Throughout the first ten days of December, the Institute of Contemporary Art Boston will be celebrating a decade of activity in its current location on Boston Harbor. Filling a sleek water-facing building designed by the architectural firm Diller Scofidio + Renfro, the relatively new museum space has become integral to the landscape of the city’s bustling Seaport District.

Over its eighty-year existence, what is now the ICA has undergone numerous changes in both name and location. Since its inception as the Boston Museum of Modern Art in 1936, when it was intended to be a sister institution to MoMA in New York, the collection and programming have moved to different buildings around the city thirteen times. The emphasis has been consistent despite these various transitions: to present challenging contemporary art across media and introduce the concepts of current art practice to the greater Boston area through a range of education programs.

The current facility on the waterfront has allowed the ICA to increase the scale of both its gallery exhibitions and general programming. (The museum also claims that audience attendance has risen tenfold since the move.) Recent exhibitions have included surveys of work from Nalini Malani, Geoffrey Farmer and Walid Raad, as well as the first comprehensive museum overview on the legendary cross-disciplinary activities at Black Mountain College during the first half of the twentieth century.

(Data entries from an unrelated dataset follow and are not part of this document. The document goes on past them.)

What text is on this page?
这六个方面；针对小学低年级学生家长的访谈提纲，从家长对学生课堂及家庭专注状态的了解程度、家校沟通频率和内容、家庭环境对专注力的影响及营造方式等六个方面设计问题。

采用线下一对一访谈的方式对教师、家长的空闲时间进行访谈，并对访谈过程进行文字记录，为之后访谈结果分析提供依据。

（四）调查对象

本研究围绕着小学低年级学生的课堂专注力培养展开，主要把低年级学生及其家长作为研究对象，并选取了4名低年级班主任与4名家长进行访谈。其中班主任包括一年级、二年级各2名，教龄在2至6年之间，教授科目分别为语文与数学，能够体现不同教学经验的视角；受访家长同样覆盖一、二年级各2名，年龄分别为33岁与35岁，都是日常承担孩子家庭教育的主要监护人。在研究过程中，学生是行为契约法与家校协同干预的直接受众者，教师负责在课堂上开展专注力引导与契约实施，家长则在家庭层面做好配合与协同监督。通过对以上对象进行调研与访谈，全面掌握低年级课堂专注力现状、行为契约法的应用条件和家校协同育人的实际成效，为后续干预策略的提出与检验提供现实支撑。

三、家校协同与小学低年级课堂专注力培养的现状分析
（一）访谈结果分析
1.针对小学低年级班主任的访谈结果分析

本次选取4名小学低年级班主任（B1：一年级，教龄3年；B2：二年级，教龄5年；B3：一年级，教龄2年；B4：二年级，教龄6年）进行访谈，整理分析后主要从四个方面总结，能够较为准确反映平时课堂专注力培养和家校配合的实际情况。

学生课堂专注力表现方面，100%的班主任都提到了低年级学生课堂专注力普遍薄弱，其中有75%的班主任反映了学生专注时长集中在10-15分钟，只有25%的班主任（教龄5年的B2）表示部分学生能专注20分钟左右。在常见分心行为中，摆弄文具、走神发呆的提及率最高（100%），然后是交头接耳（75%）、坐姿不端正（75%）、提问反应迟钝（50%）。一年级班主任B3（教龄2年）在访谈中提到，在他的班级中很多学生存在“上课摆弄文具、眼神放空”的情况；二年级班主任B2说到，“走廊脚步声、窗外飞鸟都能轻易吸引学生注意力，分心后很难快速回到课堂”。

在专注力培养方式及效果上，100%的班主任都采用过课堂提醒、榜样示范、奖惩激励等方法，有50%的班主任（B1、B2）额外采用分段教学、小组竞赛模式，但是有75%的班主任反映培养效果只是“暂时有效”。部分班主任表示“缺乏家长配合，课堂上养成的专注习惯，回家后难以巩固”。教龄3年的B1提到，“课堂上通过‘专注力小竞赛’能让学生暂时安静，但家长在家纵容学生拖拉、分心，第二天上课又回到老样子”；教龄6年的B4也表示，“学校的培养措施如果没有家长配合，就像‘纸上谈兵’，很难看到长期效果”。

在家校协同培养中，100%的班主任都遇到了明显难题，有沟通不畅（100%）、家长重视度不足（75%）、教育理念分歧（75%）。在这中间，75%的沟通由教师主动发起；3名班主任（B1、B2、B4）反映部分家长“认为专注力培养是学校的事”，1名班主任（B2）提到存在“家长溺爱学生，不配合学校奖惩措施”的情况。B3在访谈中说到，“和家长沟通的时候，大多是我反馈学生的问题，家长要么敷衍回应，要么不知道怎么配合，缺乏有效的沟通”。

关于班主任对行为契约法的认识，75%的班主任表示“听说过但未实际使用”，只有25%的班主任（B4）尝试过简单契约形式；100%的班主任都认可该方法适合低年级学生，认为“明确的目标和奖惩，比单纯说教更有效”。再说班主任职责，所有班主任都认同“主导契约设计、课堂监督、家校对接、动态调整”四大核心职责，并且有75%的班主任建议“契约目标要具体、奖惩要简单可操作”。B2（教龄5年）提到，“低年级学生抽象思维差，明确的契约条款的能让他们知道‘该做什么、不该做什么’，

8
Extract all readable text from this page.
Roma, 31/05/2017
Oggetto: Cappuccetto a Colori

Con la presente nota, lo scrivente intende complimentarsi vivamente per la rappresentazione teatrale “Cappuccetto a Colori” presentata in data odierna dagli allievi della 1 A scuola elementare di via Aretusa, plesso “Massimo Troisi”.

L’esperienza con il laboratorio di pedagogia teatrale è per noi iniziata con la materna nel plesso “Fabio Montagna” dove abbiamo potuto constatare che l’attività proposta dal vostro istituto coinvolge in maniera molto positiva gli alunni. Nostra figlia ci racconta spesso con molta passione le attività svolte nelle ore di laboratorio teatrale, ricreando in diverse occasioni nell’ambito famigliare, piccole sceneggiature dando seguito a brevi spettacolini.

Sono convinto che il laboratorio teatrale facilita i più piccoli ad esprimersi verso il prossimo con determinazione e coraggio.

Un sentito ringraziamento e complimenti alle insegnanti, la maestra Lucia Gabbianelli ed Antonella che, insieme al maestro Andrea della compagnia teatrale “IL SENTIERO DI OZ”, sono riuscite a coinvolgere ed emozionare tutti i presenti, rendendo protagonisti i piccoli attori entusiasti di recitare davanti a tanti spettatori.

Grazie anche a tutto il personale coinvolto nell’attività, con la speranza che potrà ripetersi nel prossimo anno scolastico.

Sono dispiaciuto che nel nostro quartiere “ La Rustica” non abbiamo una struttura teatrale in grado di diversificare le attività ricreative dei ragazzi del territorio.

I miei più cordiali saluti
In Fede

To celebrate ten full years on the Harbor, the ICA is hosting ten days of performances, artmaking and educational programming, all with a reduced admission cost. There will be chefs cooking new takes on traditional New England cuisine, innovative choreography, “movement installations,” creative workshops and dialogues for area teenagers, multiple tours of the collection with curators and a wide array of concerts from across the musical spectrum.

A highlight in the galleries is the show “First Light: A Decade of Collecting at the ICA,” which “brings together new acquisitions and permanent-collection favorites in a series of interrelated and stand-alone exhibitions.” Works by Kara Walker, Paul Chan, Cindy Sherman, Nan Goldin and Andy Warhol, among others, are included in this diverse overview of the museum’s aesthetic. The overall emphasis of the ten-day program will echo the museum’s mission since its early origins — of bringing together the local Boston community and demonstrating the broad possibilities of contemporary art.